According to WARC forecasts, when indexed, internet adspend’s growth to an expected $298.1 billion this year will represent a rate of expansion that is five times faster than investment in non-internet media since 2010. In that time, 76.6% (or $228.3 billion) of online ad market value will have been created.

And internet spend is also growing faster than its user base. Compared to 2010, in which advertisers spent $35.43 per internet user, the current rate has now more than doubled to $73.91. Between WARC’s 12 key markets, however, this rate varies wildly from the low (India: $2.63) to the extremely high (US: $491.50).

Mobile is the undisputed king

Now the primary ad channel, mobile will account for 95% of internet ad growth, such that the terms internet and mobile are nearly synonymous. Mobile adspend surpassed that for other internet channels (including desktop, tablet and connected TVs) combined for the first time in 2018, and this year mobile ads are expected to bring in 58.8% of all internet spend, equivalent to $175.3 billion. Among WARC’s key markets, mobile is expected to overtake TV in absolute terms across this year.

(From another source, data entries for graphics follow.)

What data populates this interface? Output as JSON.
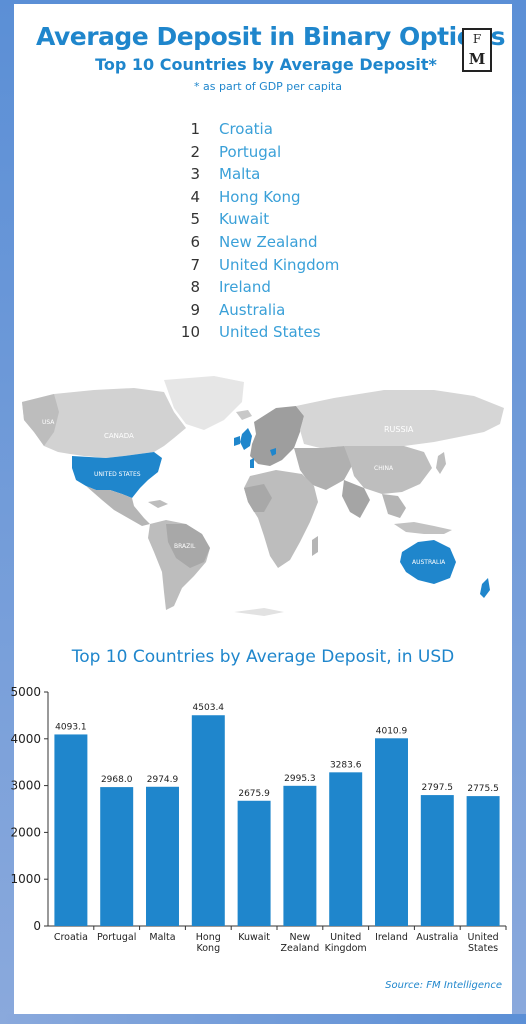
{
  "header": {
    "title": "Average Deposit in Binary Options",
    "subtitle": "Top 10 Countries by Average Deposit*",
    "note": "* as part of  GDP per capita",
    "logo": {
      "line1": "F",
      "line2": "M"
    }
  },
  "ranking": [
    {
      "rank": "1",
      "country": "Croatia"
    },
    {
      "rank": "2",
      "country": "Portugal"
    },
    {
      "rank": "3",
      "country": "Malta"
    },
    {
      "rank": "4",
      "country": "Hong Kong"
    },
    {
      "rank": "5",
      "country": "Kuwait"
    },
    {
      "rank": "6",
      "country": "New Zealand"
    },
    {
      "rank": "7",
      "country": "United Kingdom"
    },
    {
      "rank": "8",
      "country": "Ireland"
    },
    {
      "rank": "9",
      "country": "Australia"
    },
    {
      "rank": "10",
      "country": "United States"
    }
  ],
  "map": {
    "labels": {
      "canada": "CANADA",
      "usa": "UNITED STATES",
      "russia": "RUSSIA",
      "brazil": "BRAZIL",
      "australia": "AUSTRALIA",
      "china": "CHINA",
      "usa_abbr": "USA"
    },
    "highlight_color": "#1f86cc",
    "land_color": "#c8c8c8"
  },
  "chart_data": {
    "type": "bar",
    "title": "Top 10 Countries by Average Deposit, in USD",
    "categories": [
      [
        "Croatia"
      ],
      [
        "Portugal"
      ],
      [
        "Malta"
      ],
      [
        "Hong",
        "Kong"
      ],
      [
        "Kuwait"
      ],
      [
        "New",
        "Zealand"
      ],
      [
        "United",
        "Kingdom"
      ],
      [
        "Ireland"
      ],
      [
        "Australia"
      ],
      [
        "United",
        "States"
      ]
    ],
    "values": [
      4093.1,
      2968.0,
      2974.9,
      4503.4,
      2675.9,
      2995.3,
      3283.6,
      4010.9,
      2797.5,
      2775.5
    ],
    "value_labels": [
      "4093.1",
      "2968.0",
      "2974.9",
      "4503.4",
      "2675.9",
      "2995.3",
      "3283.6",
      "4010.9",
      "2797.5",
      "2775.5"
    ],
    "ylim": [
      0,
      5000
    ],
    "yticks": [
      "0",
      "1000",
      "2000",
      "3000",
      "4000",
      "5000"
    ],
    "bar_color": "#1f86cc",
    "grid": false,
    "legend": "none"
  },
  "footer": {
    "source": "Source:  FM Intelligence"
  }
}
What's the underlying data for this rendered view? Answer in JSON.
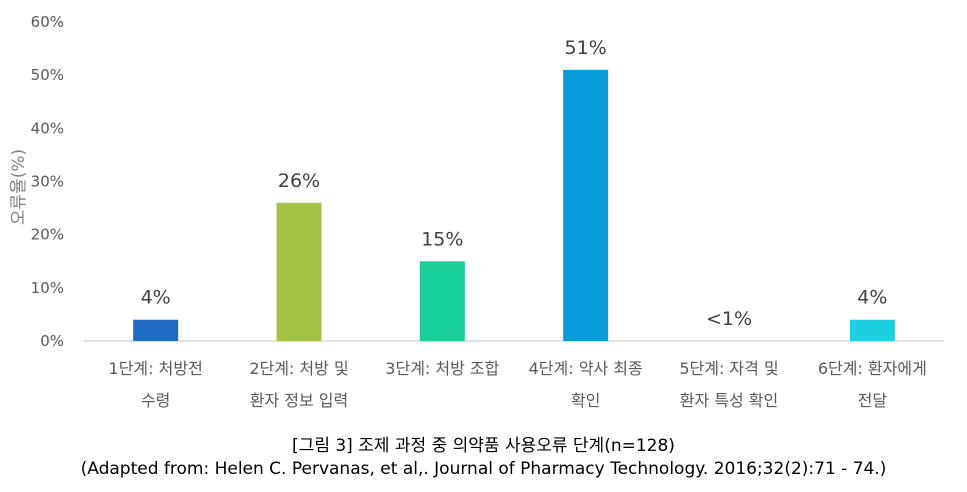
{
  "chart_data": {
    "type": "bar",
    "categories": [
      [
        "1단계: 처방전",
        "수령"
      ],
      [
        "2단계: 처방 및",
        "환자 정보 입력"
      ],
      [
        "3단계: 처방 조합"
      ],
      [
        "4단계: 약사 최종",
        "확인"
      ],
      [
        "5단계: 자격 및",
        "환자 특성 확인"
      ],
      [
        "6단계: 환자에게",
        "전달"
      ]
    ],
    "values": [
      4,
      26,
      15,
      51,
      0,
      4
    ],
    "data_labels": [
      "4%",
      "26%",
      "15%",
      "51%",
      "<1%",
      "4%"
    ],
    "bar_colors": [
      "#1f6bc4",
      "#a4c243",
      "#19cf9a",
      "#079bd9",
      "#ffffff",
      "#1ecfe0"
    ],
    "ylabel": "오류율(%)",
    "xlabel": "",
    "ylim": [
      0,
      60
    ],
    "yticks": [
      0,
      10,
      20,
      30,
      40,
      50,
      60
    ],
    "ytick_labels": [
      "0%",
      "10%",
      "20%",
      "30%",
      "40%",
      "50%",
      "60%"
    ],
    "grid": false,
    "legend": "none"
  },
  "caption": {
    "title": "[그림 3] 조제 과정 중 의약품 사용오류 단계(n=128)",
    "source": "(Adapted from: Helen C. Pervanas, et al,. Journal of Pharmacy Technology. 2016;32(2):71 - 74.)"
  }
}
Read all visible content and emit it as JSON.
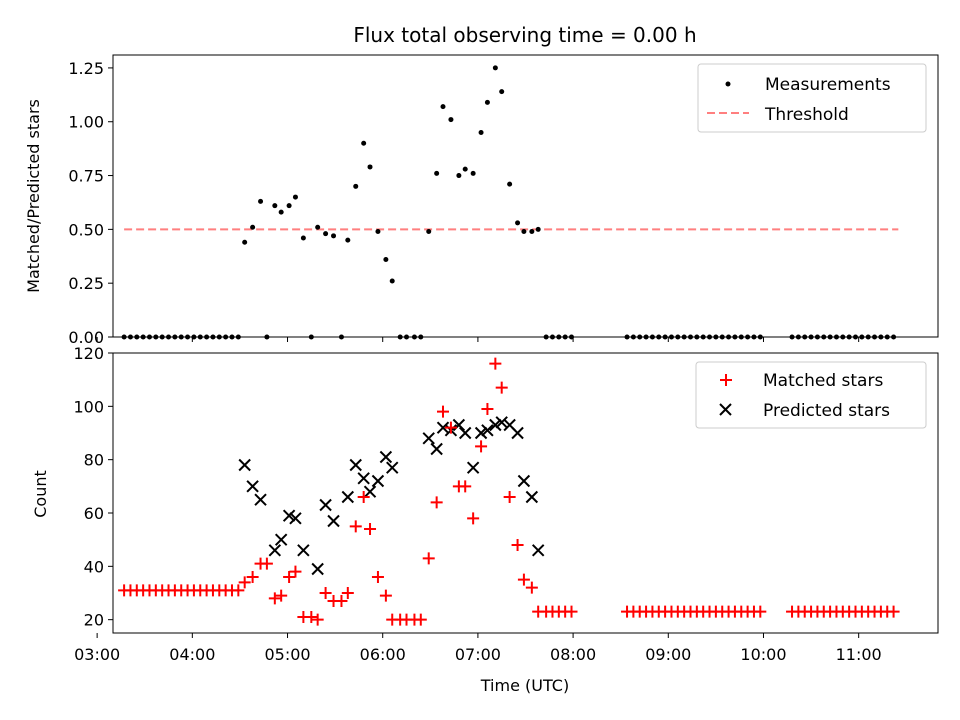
{
  "chart_data": [
    {
      "type": "scatter",
      "title": "Flux total observing time = 0.00 h",
      "xlabel": "",
      "ylabel": "Matched/Predicted stars",
      "xlim": [
        "03:10",
        "11:50"
      ],
      "ylim": [
        0,
        1.31
      ],
      "yticks": [
        "0.00",
        "0.25",
        "0.50",
        "0.75",
        "1.00",
        "1.25"
      ],
      "ytick_values": [
        0,
        0.25,
        0.5,
        0.75,
        1.0,
        1.25
      ],
      "grid": false,
      "legend_position": "top-right",
      "colors": {
        "measurements": "#000000",
        "threshold": "#ff7f7f"
      },
      "threshold": {
        "name": "Threshold",
        "x": [
          "03:17",
          "11:25"
        ],
        "y": 0.5
      },
      "series": [
        {
          "name": "Measurements",
          "points": [
            [
              "03:17",
              0
            ],
            [
              "03:21",
              0
            ],
            [
              "03:25",
              0
            ],
            [
              "03:29",
              0
            ],
            [
              "03:33",
              0
            ],
            [
              "03:37",
              0
            ],
            [
              "03:41",
              0
            ],
            [
              "03:45",
              0
            ],
            [
              "03:49",
              0
            ],
            [
              "03:53",
              0
            ],
            [
              "03:57",
              0
            ],
            [
              "04:01",
              0
            ],
            [
              "04:05",
              0
            ],
            [
              "04:09",
              0
            ],
            [
              "04:13",
              0
            ],
            [
              "04:17",
              0
            ],
            [
              "04:21",
              0
            ],
            [
              "04:25",
              0
            ],
            [
              "04:29",
              0
            ],
            [
              "04:33",
              0.44
            ],
            [
              "04:38",
              0.51
            ],
            [
              "04:43",
              0.63
            ],
            [
              "04:47",
              0
            ],
            [
              "04:52",
              0.61
            ],
            [
              "04:56",
              0.58
            ],
            [
              "05:01",
              0.61
            ],
            [
              "05:05",
              0.65
            ],
            [
              "05:10",
              0.46
            ],
            [
              "05:15",
              0
            ],
            [
              "05:19",
              0.51
            ],
            [
              "05:24",
              0.48
            ],
            [
              "05:29",
              0.47
            ],
            [
              "05:34",
              0
            ],
            [
              "05:38",
              0.45
            ],
            [
              "05:43",
              0.7
            ],
            [
              "05:48",
              0.9
            ],
            [
              "05:52",
              0.79
            ],
            [
              "05:57",
              0.49
            ],
            [
              "06:02",
              0.36
            ],
            [
              "06:06",
              0.26
            ],
            [
              "06:11",
              0
            ],
            [
              "06:15",
              0
            ],
            [
              "06:20",
              0
            ],
            [
              "06:24",
              0
            ],
            [
              "06:29",
              0.49
            ],
            [
              "06:34",
              0.76
            ],
            [
              "06:38",
              1.07
            ],
            [
              "06:43",
              1.01
            ],
            [
              "06:48",
              0.75
            ],
            [
              "06:52",
              0.78
            ],
            [
              "06:57",
              0.76
            ],
            [
              "07:02",
              0.95
            ],
            [
              "07:06",
              1.09
            ],
            [
              "07:11",
              1.25
            ],
            [
              "07:15",
              1.14
            ],
            [
              "07:20",
              0.71
            ],
            [
              "07:25",
              0.53
            ],
            [
              "07:29",
              0.49
            ],
            [
              "07:34",
              0.49
            ],
            [
              "07:38",
              0.5
            ],
            [
              "07:43",
              0
            ],
            [
              "07:47",
              0
            ],
            [
              "07:51",
              0
            ],
            [
              "07:55",
              0
            ],
            [
              "07:59",
              0
            ],
            [
              "08:34",
              0
            ],
            [
              "08:38",
              0
            ],
            [
              "08:42",
              0
            ],
            [
              "08:46",
              0
            ],
            [
              "08:50",
              0
            ],
            [
              "08:54",
              0
            ],
            [
              "08:58",
              0
            ],
            [
              "09:02",
              0
            ],
            [
              "09:06",
              0
            ],
            [
              "09:10",
              0
            ],
            [
              "09:14",
              0
            ],
            [
              "09:18",
              0
            ],
            [
              "09:22",
              0
            ],
            [
              "09:26",
              0
            ],
            [
              "09:30",
              0
            ],
            [
              "09:34",
              0
            ],
            [
              "09:38",
              0
            ],
            [
              "09:42",
              0
            ],
            [
              "09:46",
              0
            ],
            [
              "09:50",
              0
            ],
            [
              "09:54",
              0
            ],
            [
              "09:58",
              0
            ],
            [
              "10:18",
              0
            ],
            [
              "10:22",
              0
            ],
            [
              "10:26",
              0
            ],
            [
              "10:30",
              0
            ],
            [
              "10:34",
              0
            ],
            [
              "10:38",
              0
            ],
            [
              "10:42",
              0
            ],
            [
              "10:46",
              0
            ],
            [
              "10:50",
              0
            ],
            [
              "10:54",
              0
            ],
            [
              "10:58",
              0
            ],
            [
              "11:02",
              0
            ],
            [
              "11:06",
              0
            ],
            [
              "11:10",
              0
            ],
            [
              "11:14",
              0
            ],
            [
              "11:18",
              0
            ],
            [
              "11:22",
              0
            ]
          ]
        }
      ]
    },
    {
      "type": "scatter",
      "title": "",
      "xlabel": "Time (UTC)",
      "ylabel": "Count",
      "xlim": [
        "03:10",
        "11:50"
      ],
      "ylim": [
        15,
        120
      ],
      "xticks": [
        "03:00",
        "04:00",
        "05:00",
        "06:00",
        "07:00",
        "08:00",
        "09:00",
        "10:00",
        "11:00"
      ],
      "yticks": [
        "20",
        "40",
        "60",
        "80",
        "100",
        "120"
      ],
      "ytick_values": [
        20,
        40,
        60,
        80,
        100,
        120
      ],
      "grid": false,
      "legend_position": "top-right",
      "colors": {
        "matched": "#ff0000",
        "predicted": "#000000"
      },
      "series": [
        {
          "name": "Matched stars",
          "marker": "plus",
          "points": [
            [
              "03:17",
              31
            ],
            [
              "03:21",
              31
            ],
            [
              "03:25",
              31
            ],
            [
              "03:29",
              31
            ],
            [
              "03:33",
              31
            ],
            [
              "03:37",
              31
            ],
            [
              "03:41",
              31
            ],
            [
              "03:45",
              31
            ],
            [
              "03:49",
              31
            ],
            [
              "03:53",
              31
            ],
            [
              "03:57",
              31
            ],
            [
              "04:01",
              31
            ],
            [
              "04:05",
              31
            ],
            [
              "04:09",
              31
            ],
            [
              "04:13",
              31
            ],
            [
              "04:17",
              31
            ],
            [
              "04:21",
              31
            ],
            [
              "04:25",
              31
            ],
            [
              "04:29",
              31
            ],
            [
              "04:33",
              34
            ],
            [
              "04:38",
              36
            ],
            [
              "04:43",
              41
            ],
            [
              "04:47",
              41
            ],
            [
              "04:52",
              28
            ],
            [
              "04:56",
              29
            ],
            [
              "05:01",
              36
            ],
            [
              "05:05",
              38
            ],
            [
              "05:10",
              21
            ],
            [
              "05:15",
              21
            ],
            [
              "05:19",
              20
            ],
            [
              "05:24",
              30
            ],
            [
              "05:29",
              27
            ],
            [
              "05:34",
              27
            ],
            [
              "05:38",
              30
            ],
            [
              "05:43",
              55
            ],
            [
              "05:48",
              66
            ],
            [
              "05:52",
              54
            ],
            [
              "05:57",
              36
            ],
            [
              "06:02",
              29
            ],
            [
              "06:06",
              20
            ],
            [
              "06:11",
              20
            ],
            [
              "06:15",
              20
            ],
            [
              "06:20",
              20
            ],
            [
              "06:24",
              20
            ],
            [
              "06:29",
              43
            ],
            [
              "06:34",
              64
            ],
            [
              "06:38",
              98
            ],
            [
              "06:43",
              92
            ],
            [
              "06:48",
              70
            ],
            [
              "06:52",
              70
            ],
            [
              "06:57",
              58
            ],
            [
              "07:02",
              85
            ],
            [
              "07:06",
              99
            ],
            [
              "07:11",
              116
            ],
            [
              "07:15",
              107
            ],
            [
              "07:20",
              66
            ],
            [
              "07:25",
              48
            ],
            [
              "07:29",
              35
            ],
            [
              "07:34",
              32
            ],
            [
              "07:38",
              23
            ],
            [
              "07:43",
              23
            ],
            [
              "07:47",
              23
            ],
            [
              "07:51",
              23
            ],
            [
              "07:55",
              23
            ],
            [
              "07:59",
              23
            ],
            [
              "08:34",
              23
            ],
            [
              "08:38",
              23
            ],
            [
              "08:42",
              23
            ],
            [
              "08:46",
              23
            ],
            [
              "08:50",
              23
            ],
            [
              "08:54",
              23
            ],
            [
              "08:58",
              23
            ],
            [
              "09:02",
              23
            ],
            [
              "09:06",
              23
            ],
            [
              "09:10",
              23
            ],
            [
              "09:14",
              23
            ],
            [
              "09:18",
              23
            ],
            [
              "09:22",
              23
            ],
            [
              "09:26",
              23
            ],
            [
              "09:30",
              23
            ],
            [
              "09:34",
              23
            ],
            [
              "09:38",
              23
            ],
            [
              "09:42",
              23
            ],
            [
              "09:46",
              23
            ],
            [
              "09:50",
              23
            ],
            [
              "09:54",
              23
            ],
            [
              "09:58",
              23
            ],
            [
              "10:18",
              23
            ],
            [
              "10:22",
              23
            ],
            [
              "10:26",
              23
            ],
            [
              "10:30",
              23
            ],
            [
              "10:34",
              23
            ],
            [
              "10:38",
              23
            ],
            [
              "10:42",
              23
            ],
            [
              "10:46",
              23
            ],
            [
              "10:50",
              23
            ],
            [
              "10:54",
              23
            ],
            [
              "10:58",
              23
            ],
            [
              "11:02",
              23
            ],
            [
              "11:06",
              23
            ],
            [
              "11:10",
              23
            ],
            [
              "11:14",
              23
            ],
            [
              "11:18",
              23
            ],
            [
              "11:22",
              23
            ]
          ]
        },
        {
          "name": "Predicted stars",
          "marker": "x",
          "points": [
            [
              "04:33",
              78
            ],
            [
              "04:38",
              70
            ],
            [
              "04:43",
              65
            ],
            [
              "04:52",
              46
            ],
            [
              "04:56",
              50
            ],
            [
              "05:01",
              59
            ],
            [
              "05:05",
              58
            ],
            [
              "05:10",
              46
            ],
            [
              "05:19",
              39
            ],
            [
              "05:24",
              63
            ],
            [
              "05:29",
              57
            ],
            [
              "05:38",
              66
            ],
            [
              "05:43",
              78
            ],
            [
              "05:48",
              73
            ],
            [
              "05:52",
              68
            ],
            [
              "05:57",
              72
            ],
            [
              "06:02",
              81
            ],
            [
              "06:06",
              77
            ],
            [
              "06:29",
              88
            ],
            [
              "06:34",
              84
            ],
            [
              "06:38",
              92
            ],
            [
              "06:43",
              91
            ],
            [
              "06:48",
              93
            ],
            [
              "06:52",
              90
            ],
            [
              "06:57",
              77
            ],
            [
              "07:02",
              90
            ],
            [
              "07:06",
              91
            ],
            [
              "07:11",
              93
            ],
            [
              "07:15",
              94
            ],
            [
              "07:20",
              93
            ],
            [
              "07:25",
              90
            ],
            [
              "07:29",
              72
            ],
            [
              "07:34",
              66
            ],
            [
              "07:38",
              46
            ]
          ]
        }
      ]
    }
  ]
}
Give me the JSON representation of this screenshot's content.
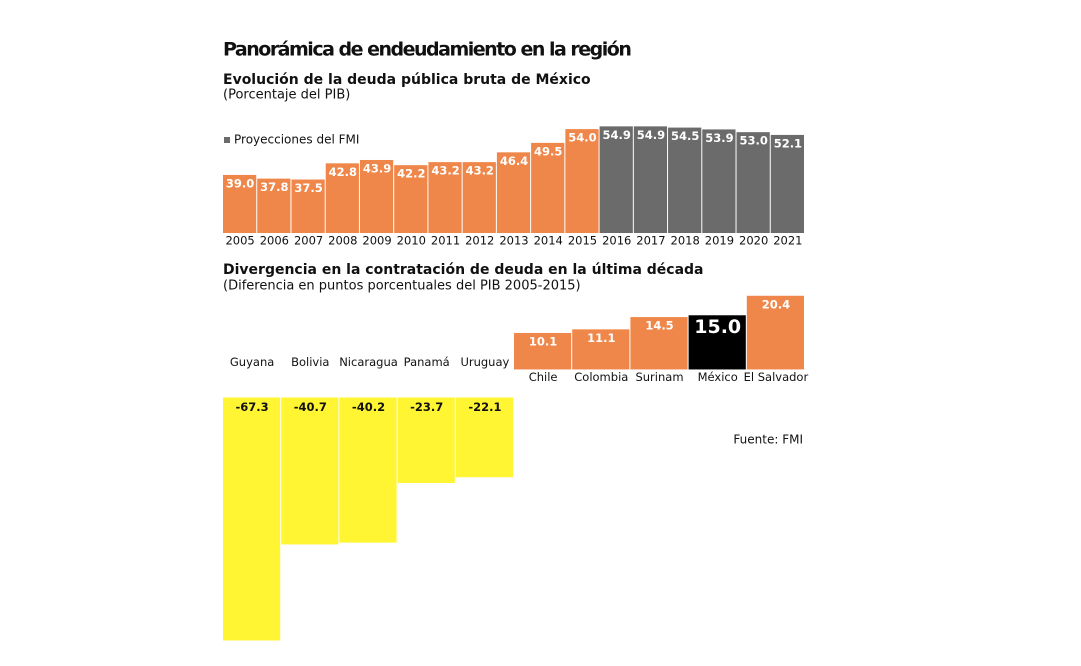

Display formats contribute the most to growth

Display, including banner ads, rich media, advertorial and sponsorship, online video and social media (among others) are expected to draw 45.1% ($118.5bn) of internet advertising spend across 12 key markets. These formats, combined, have accounted for over half of internet growth since 2016.

Within online display, half of this investment growth has come from social since 2015, and among the world's three largest markets (the US, China and the UK), 47.7% ($38.8bn) of display adspend went towards social media ads last year, up from 29.2% in 2014. In the US, social’s concentration is particularly acute: 83.4% of social spend goes to Facebook, up from 79.9% last year.

Online video is never far from investment interest, and this report shows its increasing importance, with its contribution to online display growth consistently over 33% since 2015. This year, video content is expected to draw one in three dollars from spend in WARC’s 12 key markets.